Perhaps the most desirable quality of Medigap policies is the flexibility they offer. As you know,
there are no networks, and you do not need referrals to see specialists. You are covered when
you see any provider who accepts Medicare (a Kaiser Family Foundation study found that more
than 99% of doctors and public hospitals accept Medicare). And you can choose to go to Johns
Hopkins Medicine or the Mayo Clinic and you’ll be covered.
With a Medigap policy, coverage decisions are made by Medicare and not by an insurance
company. When Medicare covers a service or treatment, the Medigap insurer cannot question
Medicare’s decision.
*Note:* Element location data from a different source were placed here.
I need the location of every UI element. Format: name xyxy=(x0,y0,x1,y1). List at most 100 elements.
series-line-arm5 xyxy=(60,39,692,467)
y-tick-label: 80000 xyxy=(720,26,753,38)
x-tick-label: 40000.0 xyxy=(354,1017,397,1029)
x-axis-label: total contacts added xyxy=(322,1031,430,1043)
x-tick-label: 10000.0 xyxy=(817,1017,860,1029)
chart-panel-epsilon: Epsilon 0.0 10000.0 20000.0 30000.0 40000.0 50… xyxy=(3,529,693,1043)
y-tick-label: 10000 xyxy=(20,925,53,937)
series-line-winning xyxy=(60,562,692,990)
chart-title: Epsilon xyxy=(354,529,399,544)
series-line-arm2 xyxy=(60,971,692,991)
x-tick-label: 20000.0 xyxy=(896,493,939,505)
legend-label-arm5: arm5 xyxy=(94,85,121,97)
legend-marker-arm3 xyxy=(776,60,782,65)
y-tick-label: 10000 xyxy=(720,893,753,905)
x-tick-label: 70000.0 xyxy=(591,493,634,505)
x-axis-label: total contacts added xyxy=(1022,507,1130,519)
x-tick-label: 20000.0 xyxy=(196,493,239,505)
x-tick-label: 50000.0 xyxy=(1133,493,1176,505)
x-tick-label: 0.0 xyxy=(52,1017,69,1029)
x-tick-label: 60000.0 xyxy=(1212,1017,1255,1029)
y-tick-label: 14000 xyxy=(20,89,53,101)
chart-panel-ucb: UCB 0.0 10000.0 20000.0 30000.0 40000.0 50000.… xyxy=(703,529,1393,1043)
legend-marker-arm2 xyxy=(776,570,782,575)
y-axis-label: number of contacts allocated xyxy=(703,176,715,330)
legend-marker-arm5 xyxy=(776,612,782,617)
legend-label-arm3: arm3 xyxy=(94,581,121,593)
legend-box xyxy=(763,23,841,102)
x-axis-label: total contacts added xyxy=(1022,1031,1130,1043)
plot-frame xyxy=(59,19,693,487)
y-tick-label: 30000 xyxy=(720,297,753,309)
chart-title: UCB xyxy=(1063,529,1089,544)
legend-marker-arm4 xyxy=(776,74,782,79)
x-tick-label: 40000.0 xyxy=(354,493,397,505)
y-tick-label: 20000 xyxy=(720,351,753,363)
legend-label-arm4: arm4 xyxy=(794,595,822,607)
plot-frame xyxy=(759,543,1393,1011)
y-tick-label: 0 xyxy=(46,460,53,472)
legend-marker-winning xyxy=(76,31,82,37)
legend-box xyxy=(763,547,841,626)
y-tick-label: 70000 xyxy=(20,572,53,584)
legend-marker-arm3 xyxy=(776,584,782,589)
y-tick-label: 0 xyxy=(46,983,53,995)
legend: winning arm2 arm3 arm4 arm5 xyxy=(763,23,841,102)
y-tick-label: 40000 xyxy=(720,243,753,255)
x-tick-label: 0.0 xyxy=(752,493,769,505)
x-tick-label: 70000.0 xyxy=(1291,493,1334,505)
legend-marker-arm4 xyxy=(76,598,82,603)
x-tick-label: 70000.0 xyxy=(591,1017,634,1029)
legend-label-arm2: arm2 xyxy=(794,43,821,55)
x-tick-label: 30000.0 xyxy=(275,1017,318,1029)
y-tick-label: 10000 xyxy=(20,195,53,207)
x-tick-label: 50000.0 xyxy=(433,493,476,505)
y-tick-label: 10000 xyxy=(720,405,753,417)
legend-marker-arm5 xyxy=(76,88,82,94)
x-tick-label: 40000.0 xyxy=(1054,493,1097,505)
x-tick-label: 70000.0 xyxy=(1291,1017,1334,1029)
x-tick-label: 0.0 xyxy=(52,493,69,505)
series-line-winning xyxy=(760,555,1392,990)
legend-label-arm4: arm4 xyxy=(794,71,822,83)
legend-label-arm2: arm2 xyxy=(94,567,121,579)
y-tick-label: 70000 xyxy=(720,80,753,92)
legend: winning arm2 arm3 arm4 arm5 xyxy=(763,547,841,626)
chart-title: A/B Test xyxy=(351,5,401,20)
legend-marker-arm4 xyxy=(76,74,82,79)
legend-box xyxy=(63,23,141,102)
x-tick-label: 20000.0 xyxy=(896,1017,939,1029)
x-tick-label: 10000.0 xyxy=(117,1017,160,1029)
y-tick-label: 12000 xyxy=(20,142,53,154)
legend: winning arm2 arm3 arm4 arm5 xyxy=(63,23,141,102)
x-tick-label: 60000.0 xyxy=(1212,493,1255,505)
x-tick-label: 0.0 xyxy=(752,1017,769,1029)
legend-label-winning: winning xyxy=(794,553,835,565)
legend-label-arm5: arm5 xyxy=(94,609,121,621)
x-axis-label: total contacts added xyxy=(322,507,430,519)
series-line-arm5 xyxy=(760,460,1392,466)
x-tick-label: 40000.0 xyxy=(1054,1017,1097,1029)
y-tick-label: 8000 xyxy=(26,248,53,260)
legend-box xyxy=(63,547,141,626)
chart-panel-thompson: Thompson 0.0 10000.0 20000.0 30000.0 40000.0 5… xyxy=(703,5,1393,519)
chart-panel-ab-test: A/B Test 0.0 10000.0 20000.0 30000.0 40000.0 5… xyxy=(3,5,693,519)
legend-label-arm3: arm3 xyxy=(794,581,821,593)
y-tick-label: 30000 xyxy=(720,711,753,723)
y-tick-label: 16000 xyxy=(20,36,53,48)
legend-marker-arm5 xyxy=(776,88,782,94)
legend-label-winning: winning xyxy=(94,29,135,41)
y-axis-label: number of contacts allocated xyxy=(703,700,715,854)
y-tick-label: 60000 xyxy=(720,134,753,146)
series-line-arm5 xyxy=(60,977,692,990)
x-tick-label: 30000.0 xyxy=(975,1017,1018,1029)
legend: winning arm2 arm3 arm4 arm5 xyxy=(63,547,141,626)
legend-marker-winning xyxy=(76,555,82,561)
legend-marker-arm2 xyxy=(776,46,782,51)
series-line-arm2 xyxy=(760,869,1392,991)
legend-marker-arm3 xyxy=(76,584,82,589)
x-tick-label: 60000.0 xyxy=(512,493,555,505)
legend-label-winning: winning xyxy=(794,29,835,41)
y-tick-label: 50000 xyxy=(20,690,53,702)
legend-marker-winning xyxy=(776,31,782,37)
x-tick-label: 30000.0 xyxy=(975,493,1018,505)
In an Advantage plan, though, the insurance company decides whether
certain treatments are medically necessary, and it has a financial incentive to limit coverage.
The downside of Medigap policies is their cost. A 65-year-old who gets a comprehensive
Medigap policy can expect to pay between $80,000 and $100,000 in premiums over a 25-year
period. That doesn’t include Part B premiums, Rx drug expenses, and costs for services that
Medicare does not cover. And since Medigap policies do not cover prescription drugs,
policyholders must also enroll in a Medicare prescription drug plan (a stand-alone drug plan).
How Medicare Advantage plans work
When people enroll in Advantage plans, Medicare assigns their benefits to the plans – at which
point the plans are responsible for providing the enrollees’ medical care. Medicare pays the
plans a monthly amount to provide this care (the amount varies based on several factors). As an
example, Medicare might pay the plan $1,000 a month for someone’s medical care, and if that
individual doesn’t need medical care that month, the plan comes out $1,000 ahead. But if that
individual needs a $10,000 medical procedure, the plan will still get only $1,000 plus any
premiums and co-payments it collects.
Given this framework, Advantage plans seek to limit expensive treatments and may not cover
second opinions (Medicare almost always covers them). To attract new enrollees, Advantage
plans use the $1,000 monthly payments (in this example) to reduce or eliminate plan premiums
and to provide benefits not covered by traditional Medicare. Most Advantage plans offer some
coverage for dental care, routine vision care, and hearing aids, none of which Medicare covers.